What about special needs children?

All special needs children have basic health requirements which will be covered by the regular health cover. Their requirements for flu, cough, cold and regular requirement will be covered. However, the insurance will not cover special services such as speech therapy, special school or physiotherapy.

Blue collar workers: Blue collar workers can get extended coverage in their home country, too.Blue collar workers are now being offered an essential health benefit package by Takaful Emarat Insurance for Dh625 per annum that will provide them the same cover in their home countries such as India, Pakistan, Bangladesh, Sri Lanka and Nepal at no extra cost. Most South Asian workers come from these countries.

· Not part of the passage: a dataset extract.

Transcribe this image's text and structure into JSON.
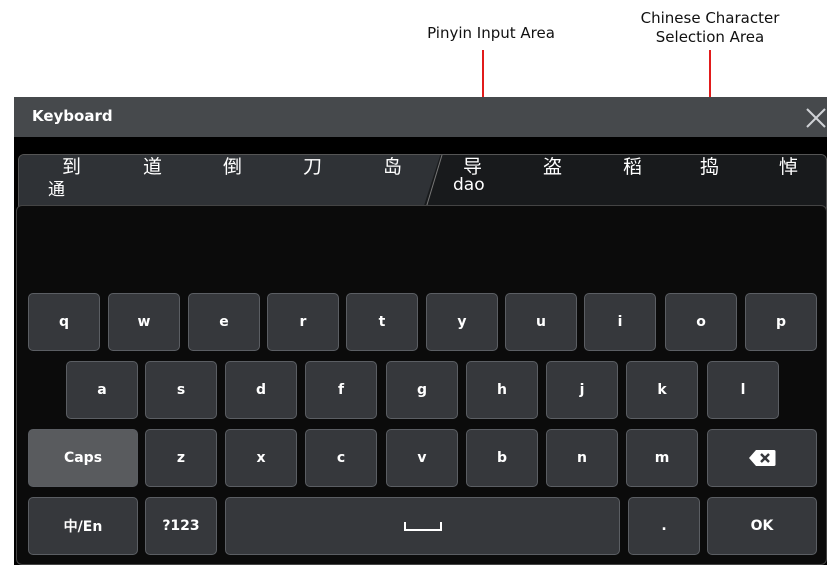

According to Dr Sanjay Patihankar, founder–director of Third Party Admistrator (TPA) for this insurance, said this is the first time that a UAE insurance has tied up with an international insurance provider, Vidal Net, that will give the workers a direct billing option in their home country. “While some insurance companies do provide extension of health services for workers back home, this cover provides direct billing facilities which no other cover in this category provides. The worker will be able to get adequate health cover in their country using the same insurance card with the same aggregate annual limit, etc. In India, for example, beneficiaries of this insurance can go to any of the 25,000 clinics and hospitals across the country.

Such a cover can help the worker in seeking standard medical facilities while on annual leave at home. Dr Paithankar quoted the case of a UAE worker from Varanasi in India who required an emergency angioplasty. The patient wanted to be with family members during his surgery. “The lowest quote we could get from a hospital in UAE was Dh65,000 but we were able to connect to Fortis in Varanasi and they did the same surgery for Dh17,000. We as TPA providers covered the patient’s travel costs and the surgery was carried out successfully. The patient has since recovered and reported back to work.”

It is expected that such an arrangement will improve productivity levels of workers who can now avail of the health services of a commendable standard in their home country.